Music-Making at the Academy

At the Academy for G.O.D. this semester, Jr High and High schoolers are spending two hours a week learning to play instruments as part of their class worship band. Instructors Britt Edwards and Chris Cameron have been witnesses to numerous benefits of such a course.

The class has several students who have never played an instrument. One of their goals has been to familiarize the teenagers with music, instruments, meter, rhythm, and other basic musical concepts. They have been learning songs as a band and playing them to reinforce these concepts through practice.

Aside from the technical aspects, the students are learning how important it is that each of them play their role well to make the whole band function properly. They are building a team mentality and increasing friendships as a result.

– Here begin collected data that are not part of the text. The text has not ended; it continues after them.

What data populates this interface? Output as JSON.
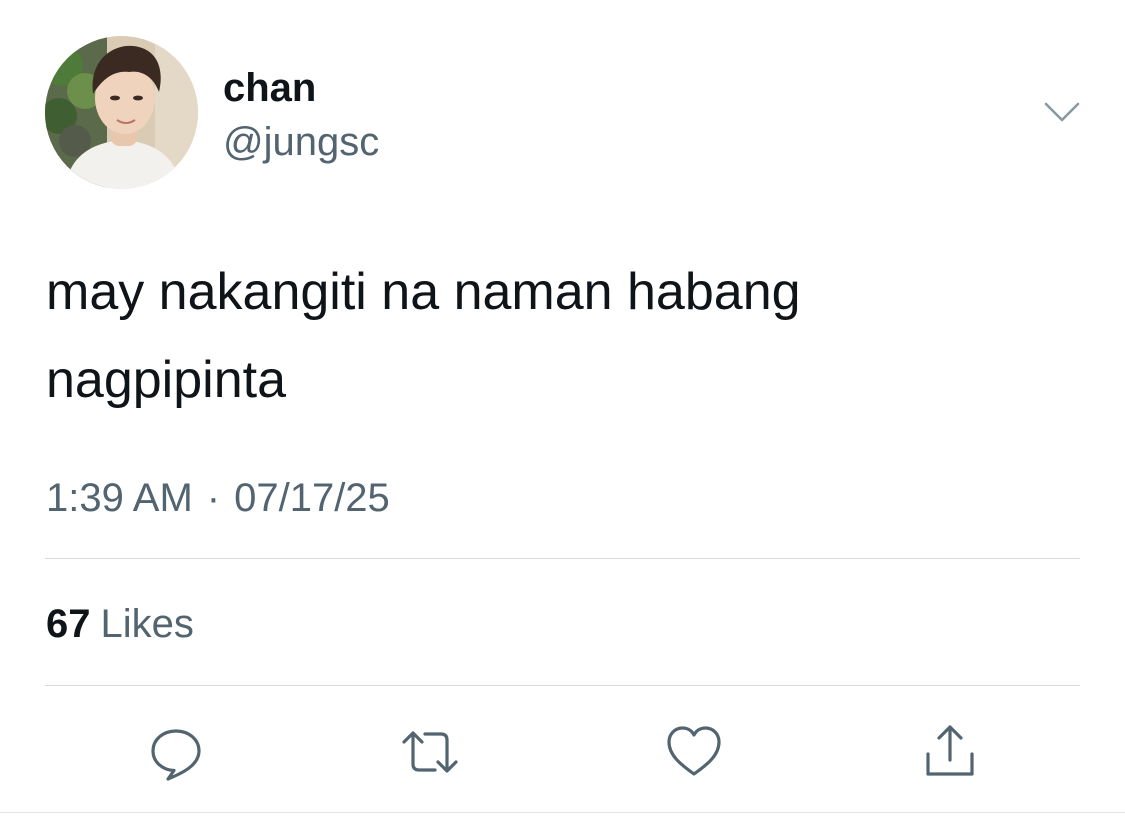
{
  "user": {
    "display_name": "chan",
    "handle": "@jungsc"
  },
  "tweet": {
    "text": "may nakangiti na naman habang\nnagpipinta",
    "time": "1:39 AM",
    "separator": "·",
    "date": "07/17/25"
  },
  "stats": {
    "likes_count": "67",
    "likes_label": "Likes"
  },
  "actions": [
    {
      "name": "reply",
      "icon": "comment-icon"
    },
    {
      "name": "retweet",
      "icon": "retweet-icon"
    },
    {
      "name": "like",
      "icon": "heart-icon"
    },
    {
      "name": "share",
      "icon": "share-icon"
    }
  ],
  "colors": {
    "text_primary": "#0f1419",
    "text_secondary": "#536471",
    "icon": "#536471",
    "divider": "#d5dadd"
  }
}
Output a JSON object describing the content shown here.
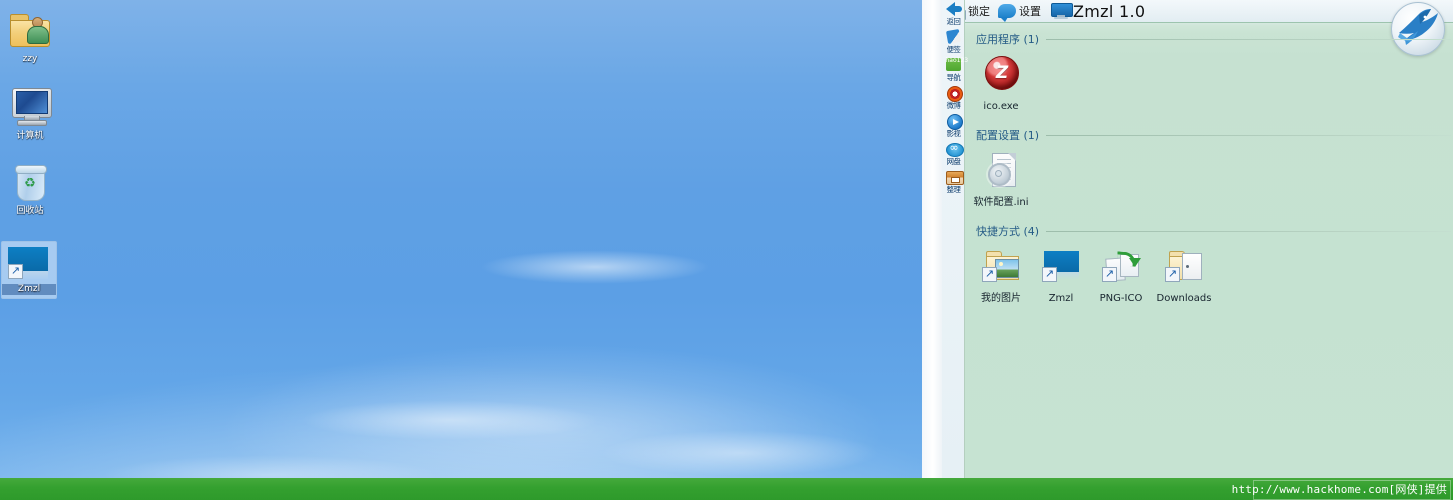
{
  "desktop": {
    "icons": [
      {
        "label": "zzy",
        "icon": "user-folder-icon"
      },
      {
        "label": "计算机",
        "icon": "computer-icon"
      },
      {
        "label": "回收站",
        "icon": "recycle-bin-icon"
      },
      {
        "label": "Zmzl",
        "icon": "zmzl-shortcut-icon",
        "selected": true
      }
    ]
  },
  "panel": {
    "titlebar": {
      "lock_label": "锁定",
      "settings_label": "设置",
      "app_title": "Zmzl 1.0",
      "lock_icon": "lock-icon",
      "settings_icon": "speech-bubble-icon",
      "app_icon": "monitor-icon"
    },
    "sidebar": {
      "items": [
        {
          "label": "返回",
          "icon": "back-arrow-icon"
        },
        {
          "label": "便签",
          "icon": "sticky-note-pen-icon"
        },
        {
          "label": "导航",
          "icon": "hao123-nav-icon",
          "badge": "hao123"
        },
        {
          "label": "微博",
          "icon": "weibo-eye-icon"
        },
        {
          "label": "影视",
          "icon": "video-play-icon"
        },
        {
          "label": "网盘",
          "icon": "cloud-disk-icon"
        },
        {
          "label": "整理",
          "icon": "organize-box-icon"
        }
      ]
    },
    "sections": [
      {
        "title": "应用程序 (1)",
        "items": [
          {
            "label": "ico.exe",
            "icon": "red-sphere-exe-icon",
            "shortcut": false
          }
        ]
      },
      {
        "title": "配置设置 (1)",
        "items": [
          {
            "label": "软件配置.ini",
            "icon": "ini-gear-document-icon",
            "shortcut": false
          }
        ]
      },
      {
        "title": "快捷方式 (4)",
        "items": [
          {
            "label": "我的图片",
            "icon": "pictures-folder-icon",
            "shortcut": true
          },
          {
            "label": "Zmzl",
            "icon": "zmzl-rect-icon",
            "shortcut": true
          },
          {
            "label": "PNG-ICO",
            "icon": "png-to-ico-convert-icon",
            "shortcut": true
          },
          {
            "label": "Downloads",
            "icon": "open-folder-icon",
            "shortcut": true
          }
        ]
      }
    ],
    "logo": {
      "icon": "blue-swallow-bird-logo"
    }
  },
  "statusbar": {
    "watermark": "http://www.hackhome.com[网侠]提供"
  },
  "colors": {
    "panel_bg": "#c5e2d1",
    "titlebar_bg": "#eaf2f6",
    "section_title": "#245b86",
    "bottom_bar": "#34a02f",
    "desktop_sky": "#5fa0e4",
    "accent_blue": "#0d7fc4"
  }
}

Playing music has the potential to change the day for students. Some days, a student may come into class stressed about something, feeling disconnected from their peers, or just generally lacking enthusiasm, but by the end of the class their demeanor can completely change. They can feel good about what they've accomplished in a class and ready to face the day.

According to many neuroscientists, playing a musical instrument, not merely listening to music, is significant in the development of multiple non-musical brain functions, including memory, attention, language skills, reading skills (read more), speech perception, the ability to understand emotions in the voice, the ability to handle multiple tasks simultaneously, problem-solving, and other executive functions (read more).

Without this course, most of the Academy’s teenagers would not otherwise be afforded the opportunity to participate in music-making. Music classes are often the first to get cut from school budgets. But we recognize the value of such an activity, in the training of executive functioning and development of musical intelligence, and providing a social and emotional engagement for our students.